In FMRIB Analysis, a major new research goal is to integrate our analysis tools together more tightly with each other, while making them much easier to use by neuroscientists. Not exactly like a black box, because we still need imagers to engage deeply with their data  (everyone who has been on our annual FSL Course will remember the looming Eye of Sauron demanding “look at your data!”). But as neuroimaging has matured, it makes sense to think about how we can make it more accessible to people who may want to use imaging but without becoming a deep expert: to make the main analysis easier, while also giving researchers the ability to ask interesting and novel questions of the data. It’s a bit of a nerdy goal, but it could significantly change the way imaging is done. For example, this would be crucial to providing an “FSL Clinical” that could be deployed in hospital settings. A lot of this will be based around our re-invention of the analysis pipeline that Fidel Alfaro-Almagro created for UK Biobank, which everyone in the group is contributing to.

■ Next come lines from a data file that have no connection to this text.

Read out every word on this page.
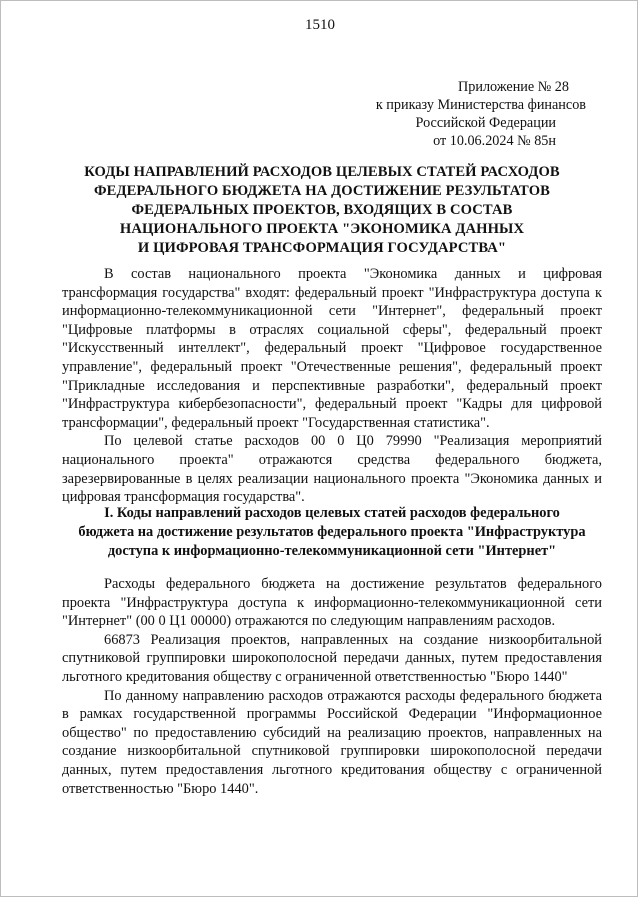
1510
Приложение № 28
к приказу Министерства финансов
Российской Федерации
от 10.06.2024 № 85н
КОДЫ НАПРАВЛЕНИЙ РАСХОДОВ ЦЕЛЕВЫХ СТАТЕЙ РАСХОДОВ
ФЕДЕРАЛЬНОГО БЮДЖЕТА НА ДОСТИЖЕНИЕ РЕЗУЛЬТАТОВ
ФЕДЕРАЛЬНЫХ ПРОЕКТОВ, ВХОДЯЩИХ В СОСТАВ
НАЦИОНАЛЬНОГО ПРОЕКТА "ЭКОНОМИКА ДАННЫХ
И ЦИФРОВАЯ ТРАНСФОРМАЦИЯ ГОСУДАРСТВА"

В состав национального проекта "Экономика данных и цифровая трансформация государства" входят: федеральный проект "Инфраструктура доступа к информационно-телекоммуникационной сети "Интернет", федеральный проект "Цифровые платформы в отраслях социальной сферы", федеральный проект "Искусственный интеллект", федеральный проект "Цифровое государственное управление", федеральный проект "Отечественные решения", федеральный проект "Прикладные исследования и перспективные разработки", федеральный проект "Инфраструктура кибербезопасности", федеральный проект "Кадры для цифровой трансформации", федеральный проект "Государственная статистика".

По целевой статье расходов 00 0 Ц0 79990 "Реализация мероприятий национального проекта" отражаются средства федерального бюджета, зарезервированные в целях реализации национального проекта "Экономика данных и цифровая трансформация государства".

I. Коды направлений расходов целевых статей расходов федерального
бюджета на достижение результатов федерального проекта "Инфраструктура
доступа к информационно-телекоммуникационной сети "Интернет"

Расходы федерального бюджета на достижение результатов федерального проекта "Инфраструктура доступа к информационно-телекоммуникационной сети "Интернет" (00 0 Ц1 00000) отражаются по следующим направлениям расходов.

66873 Реализация проектов, направленных на создание низкоорбитальной спутниковой группировки широкополосной передачи данных, путем предоставления льготного кредитования обществу с ограниченной ответственностью "Бюро 1440"

По данному направлению расходов отражаются расходы федерального бюджета в рамках государственной программы Российской Федерации "Информационное общество" по предоставлению субсидий на реализацию проектов, направленных на создание низкоорбитальной спутниковой группировки широкополосной передачи данных, путем предоставления льготного кредитования обществу с ограниченной ответственностью "Бюро 1440".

And of course we will continue to push the boundaries of our brain modelling. For example, it is pretty shocking that there is still not yet a single comprehensive high-resolution “model” of the full dynamic brain connectivity data that we can get from imaging! Several people are working hard on new approaches for this (including of course people at OHBA led by Mark Woolrich), and I hope we’ll see some big progress on that in the next few years.